Statoil’s Doré Presented at Annual Sheriff Lecture
Talk Covered Arctic Tectonics and Petroleum
The Houston Geological Society, in tandem with the University of Houston Department of Earth and Atmospheric Sciences and the UH Geoscience Alumni Association, hosted the 16th Annual Robert E. Sheriff Lecture Series on Monday, November 17. The event was held at the Hilton Houston Westchase at 9999 Westheimer Rd.
This year’s speaker, Tony Doré, presented “The Arctic - A Tectonic Tour through the Last Petroleum Frontier.” Doré serves as the senior advisor to exploration management with Statoil.
He spent the afternoon prior to the lecture visiting and sharing his insights with about 25 faculty and students at the EAS department. Many of the same students presented at the EAS student poster session featuring 50 posters. The poster session was held before the dinner and lecture.
He obtained his Ph.D. from University College London and joined the petroleum industry in 1977. He has held senior technical and leadership positions with Statoil for 19 years, including vice president of North America from 2008 to 2011, and is currently based in London.

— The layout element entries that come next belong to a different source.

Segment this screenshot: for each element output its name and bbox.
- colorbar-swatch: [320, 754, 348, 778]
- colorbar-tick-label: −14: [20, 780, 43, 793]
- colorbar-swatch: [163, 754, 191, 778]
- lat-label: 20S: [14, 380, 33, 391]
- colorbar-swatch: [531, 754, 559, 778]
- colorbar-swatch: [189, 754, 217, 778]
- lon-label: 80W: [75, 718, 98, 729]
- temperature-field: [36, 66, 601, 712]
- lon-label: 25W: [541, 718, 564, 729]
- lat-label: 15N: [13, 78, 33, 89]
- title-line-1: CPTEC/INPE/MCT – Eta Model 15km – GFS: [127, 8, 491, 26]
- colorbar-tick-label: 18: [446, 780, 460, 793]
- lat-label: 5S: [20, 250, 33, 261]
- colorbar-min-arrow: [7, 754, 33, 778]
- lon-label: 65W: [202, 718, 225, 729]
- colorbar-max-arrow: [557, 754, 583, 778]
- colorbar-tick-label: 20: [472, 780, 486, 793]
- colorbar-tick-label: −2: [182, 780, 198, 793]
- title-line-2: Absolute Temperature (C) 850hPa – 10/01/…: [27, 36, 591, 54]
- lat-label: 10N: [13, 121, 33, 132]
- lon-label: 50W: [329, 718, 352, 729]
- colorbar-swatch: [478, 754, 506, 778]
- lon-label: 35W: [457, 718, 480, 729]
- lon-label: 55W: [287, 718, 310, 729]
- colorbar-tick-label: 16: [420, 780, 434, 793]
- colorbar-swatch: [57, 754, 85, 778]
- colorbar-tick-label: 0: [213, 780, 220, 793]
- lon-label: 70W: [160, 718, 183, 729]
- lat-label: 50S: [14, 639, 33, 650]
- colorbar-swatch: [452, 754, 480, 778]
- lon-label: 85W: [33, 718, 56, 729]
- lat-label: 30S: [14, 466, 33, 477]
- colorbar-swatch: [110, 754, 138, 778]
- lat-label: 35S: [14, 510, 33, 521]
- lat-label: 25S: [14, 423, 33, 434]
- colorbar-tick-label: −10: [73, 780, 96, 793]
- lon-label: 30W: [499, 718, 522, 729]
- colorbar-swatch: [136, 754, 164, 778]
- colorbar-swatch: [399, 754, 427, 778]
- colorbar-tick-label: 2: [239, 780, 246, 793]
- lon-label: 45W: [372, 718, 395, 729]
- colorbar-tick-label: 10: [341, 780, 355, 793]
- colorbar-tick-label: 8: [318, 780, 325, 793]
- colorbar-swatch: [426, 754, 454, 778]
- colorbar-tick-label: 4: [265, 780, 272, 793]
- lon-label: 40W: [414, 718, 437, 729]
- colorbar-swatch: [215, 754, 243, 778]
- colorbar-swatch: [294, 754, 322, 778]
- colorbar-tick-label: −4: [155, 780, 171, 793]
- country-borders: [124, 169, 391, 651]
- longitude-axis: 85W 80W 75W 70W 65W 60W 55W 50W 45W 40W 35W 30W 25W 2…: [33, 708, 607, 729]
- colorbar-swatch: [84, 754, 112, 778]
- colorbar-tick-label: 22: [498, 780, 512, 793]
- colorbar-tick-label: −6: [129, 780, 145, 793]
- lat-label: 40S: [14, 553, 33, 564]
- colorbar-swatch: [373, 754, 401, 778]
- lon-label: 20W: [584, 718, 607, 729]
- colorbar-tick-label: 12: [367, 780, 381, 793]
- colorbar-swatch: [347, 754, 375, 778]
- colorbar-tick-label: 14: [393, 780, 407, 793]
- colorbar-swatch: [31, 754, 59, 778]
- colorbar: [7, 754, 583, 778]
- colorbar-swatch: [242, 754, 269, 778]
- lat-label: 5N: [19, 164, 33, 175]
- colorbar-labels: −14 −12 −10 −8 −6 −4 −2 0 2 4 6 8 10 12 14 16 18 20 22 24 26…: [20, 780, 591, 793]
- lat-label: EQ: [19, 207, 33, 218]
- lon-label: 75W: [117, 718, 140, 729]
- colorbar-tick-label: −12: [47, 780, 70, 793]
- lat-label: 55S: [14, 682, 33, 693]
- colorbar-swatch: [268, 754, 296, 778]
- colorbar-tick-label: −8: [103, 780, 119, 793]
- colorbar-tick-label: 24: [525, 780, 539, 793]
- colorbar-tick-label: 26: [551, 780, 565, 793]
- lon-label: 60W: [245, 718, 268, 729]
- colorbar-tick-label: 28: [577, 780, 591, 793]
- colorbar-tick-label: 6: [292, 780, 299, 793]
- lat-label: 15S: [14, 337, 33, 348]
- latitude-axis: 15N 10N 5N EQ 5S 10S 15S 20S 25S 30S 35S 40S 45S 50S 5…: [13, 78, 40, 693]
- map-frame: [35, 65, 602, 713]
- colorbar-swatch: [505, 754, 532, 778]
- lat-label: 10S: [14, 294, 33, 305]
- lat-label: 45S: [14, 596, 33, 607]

Doré has worked petroleum provinces all over the world, with an emphasis on NW Europe, the Arctic and the Americas. He has published on stratigraphy, NE Atlantic-Arctic evolution, basement reactivation, basin modelling, passive margin structure, hyperextension, exhumed petroleum systems, and exploration risk analysis.
He has edited books on basin modelling, resource quantification and passive margins. He served as editor-in-chief of the journal Petroleum Geoscience between 2006 and 2009.
Doré was chairman of the Geological Society Petroleum Group from 2001 to 2003, chaired the 2003 Petroleum Geology of NW Europe Conference and edited the subsequent proceedings (2005). He is on the advisory boards of several universities and currently holds an Honorary Professorship at Durham University.
His awards include the Petroleum Group Medal in 2006, Order of the British Empire in 2010 for services to geology and the AAPG Special Award in 2011.